Well no they don't. They educate our children, and I believe that they are undervalued and under appreciated. And I can understand why so many joined yesterday's strike in the UK. But I'm sure that I was not the only person who got annoyed every time the teachers stridently condemned any parent who dared to complain about the disruption to their child care plans. Can we get real here please?
First of all I am going to refer to working mothers, though I know the cost of child care should be shared and that mothers in the home also work - I am one now, I should know.
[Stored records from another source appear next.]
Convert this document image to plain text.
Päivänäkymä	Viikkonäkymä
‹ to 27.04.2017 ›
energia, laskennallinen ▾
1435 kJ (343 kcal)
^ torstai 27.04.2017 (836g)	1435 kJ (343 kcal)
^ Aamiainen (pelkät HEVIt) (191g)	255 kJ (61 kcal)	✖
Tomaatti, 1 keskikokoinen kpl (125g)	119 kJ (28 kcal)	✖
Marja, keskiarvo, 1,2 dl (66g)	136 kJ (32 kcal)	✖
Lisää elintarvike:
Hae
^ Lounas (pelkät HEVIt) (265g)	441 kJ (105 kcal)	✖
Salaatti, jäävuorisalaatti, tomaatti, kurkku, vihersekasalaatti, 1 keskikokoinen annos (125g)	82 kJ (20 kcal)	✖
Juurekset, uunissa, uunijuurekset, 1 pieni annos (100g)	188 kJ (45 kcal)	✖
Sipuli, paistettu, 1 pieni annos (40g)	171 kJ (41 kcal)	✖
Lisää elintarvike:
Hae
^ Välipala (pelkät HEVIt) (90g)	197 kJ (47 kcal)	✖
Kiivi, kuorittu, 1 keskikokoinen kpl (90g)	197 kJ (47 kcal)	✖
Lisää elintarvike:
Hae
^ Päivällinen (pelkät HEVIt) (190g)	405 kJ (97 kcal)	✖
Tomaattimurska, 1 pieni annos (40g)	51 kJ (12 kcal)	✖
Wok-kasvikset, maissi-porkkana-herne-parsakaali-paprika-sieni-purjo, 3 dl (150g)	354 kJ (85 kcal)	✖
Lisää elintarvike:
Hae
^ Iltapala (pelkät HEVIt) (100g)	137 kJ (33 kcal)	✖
Anyway most working mothers are delighted when their kids start school because working did not pay for many of us when they are small - you stay in the workforce to keep your job or your sanity or both. You only start to make money once you wave good bye to the creche fees. But while organising childcare for school going children is much cheaper, it is also much more complicated, what with holidays, staff training days, mid term breaks, sick children, snow, and few of us can afford a childminder on standby to cover for all eventualities. But that is what employers expect. Employers expect us to be in work every day, whether the teachers are or not. Our children have to be invisible. Whenever I took time off to care for a sick child, my clients were told that I was sick. Oh and I wasn't paid.
Many teachers are also working parents, so we're actually in this together. All working parents need help with childcare, and personally I believe that every school should have a breakfast and homework club: this can be good for some children as well as for working parents and would make better use of school buildings. Perhaps private companies could operate childcare in the school when it is closed - this did happen at aspie boy's former school, which is the main reason he went there.
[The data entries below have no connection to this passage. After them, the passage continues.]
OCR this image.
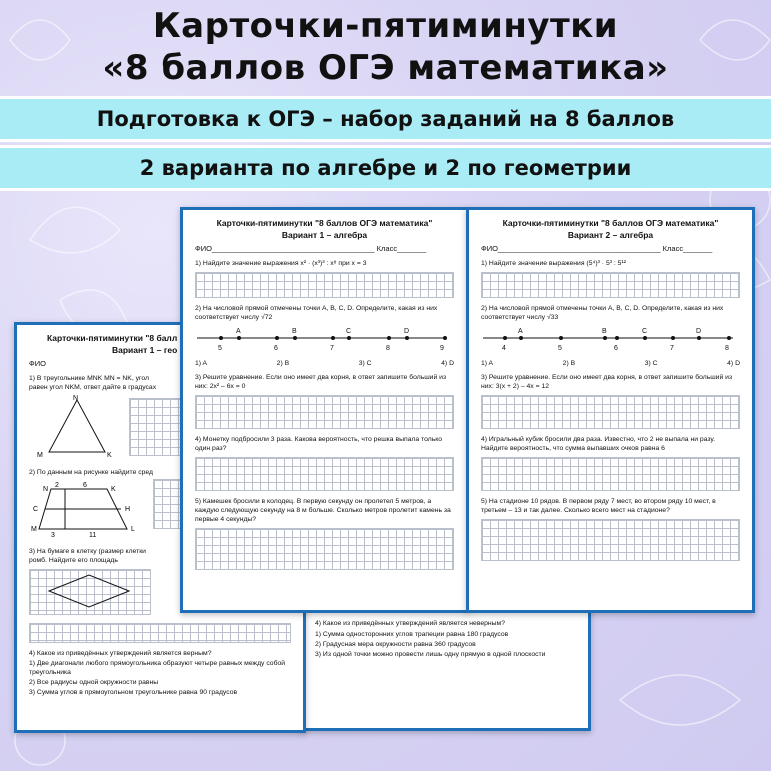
Карточки-пятиминутки
«8 баллов ОГЭ математика»
Подготовка к ОГЭ – набор заданий на 8 баллов
2 варианта по алгебре и 2 по геометрии
4) Какое из приведённых утверждений является неверным?
1) Сумма односторонних углов трапеции равна 180 градусов
2) Градусная мера окружности равна 360 градусов
3) Из одной точки можно провести лишь одну прямую в одной плоскости
Карточки-пятиминутки "8 балл
Вариант 1 – гео
ФИО
1) В треугольнике MNK MN = NK, угол
равен угол NKM, ответ дайте в градусах
N
M	K
2) По данным на рисунке найдите сред
N
2	6
K
C	H
M
3	11
L
3) На бумаге в клетку (размер клетки
ромб. Найдите его площадь
4) Какое из приведённых утверждений является верным?
1) Две диагонали любого прямоугольника образуют четыре равных между собой треугольника
2) Все радиусы одной окружности равны
3) Сумма углов в прямоугольном треугольнике равна 90 градусов
Карточки-пятиминутки "8 баллов ОГЭ математика"
Вариант 1 – алгебра
ФИО_______________________________________ Класс_______
1) Найдите значение выражения x² · (x³)³ : x⁸ при x = 3
2) На числовой прямой отмечены точки A, B, C, D. Определите, какая из них соответствует числу √72
5	6	7	8	9
A	B	C	D
1) A	2) B	3) C	4) D
3) Решите уравнение. Если оно имеет два корня, в ответ запишите больший из них: 2x² – 6x = 0
4) Монетку подбросили 3 раза. Какова вероятность, что решка выпала только один раз?
5) Камешек бросили в колодец. В первую секунду он пролетел 5 метров, а каждую следующую секунду на 8 м больше. Сколько метров пролетит камень за первые 4 секунды?
Карточки-пятиминутки "8 баллов ОГЭ математика"
Вариант 2 – алгебра
ФИО_______________________________________ Класс_______
1) Найдите значение выражения (5⁴)³ · 5³ : 5¹²
2) На числовой прямой отмечены точки A, B, C, D. Определите, какая из них соответствует числу √33
4	5	6	7	8
A	B	C	D
1) A	2) B	3) C	4) D
3) Решите уравнение. Если оно имеет два корня, в ответ запишите больший из них: 3(x + 2) – 4x = 12
4) Игральный кубик бросили два раза. Известно, что 2 не выпала ни разу. Найдите вероятность, что сумма выпавших очков равна 6
5) На стадионе 10 рядов. В первом ряду 7 мест, во втором ряду 10 мест, в третьем – 13 и так далее. Сколько всего мест на стадионе?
I happen to think that most teachers are amazing people with huge talent and dedication - look what they've done for Smiley and aspie boy. There is no way that I could ever stand up in front of 30 children hour after hour trying to teach, control and care for them, day in, day out. The education of our children is vital for them and for the country's future. Yet in the Irish media all we hear is about the short working hours and long holidays that teachers 'enjoy'.
There seems to be a campaign to pit the public sector against the private sector, to impose cuts on both, while the architects of the current recession remain almost unscathed. Stop rising to the bait! Parents and teachers should be on the same side. Can we please all respect each other.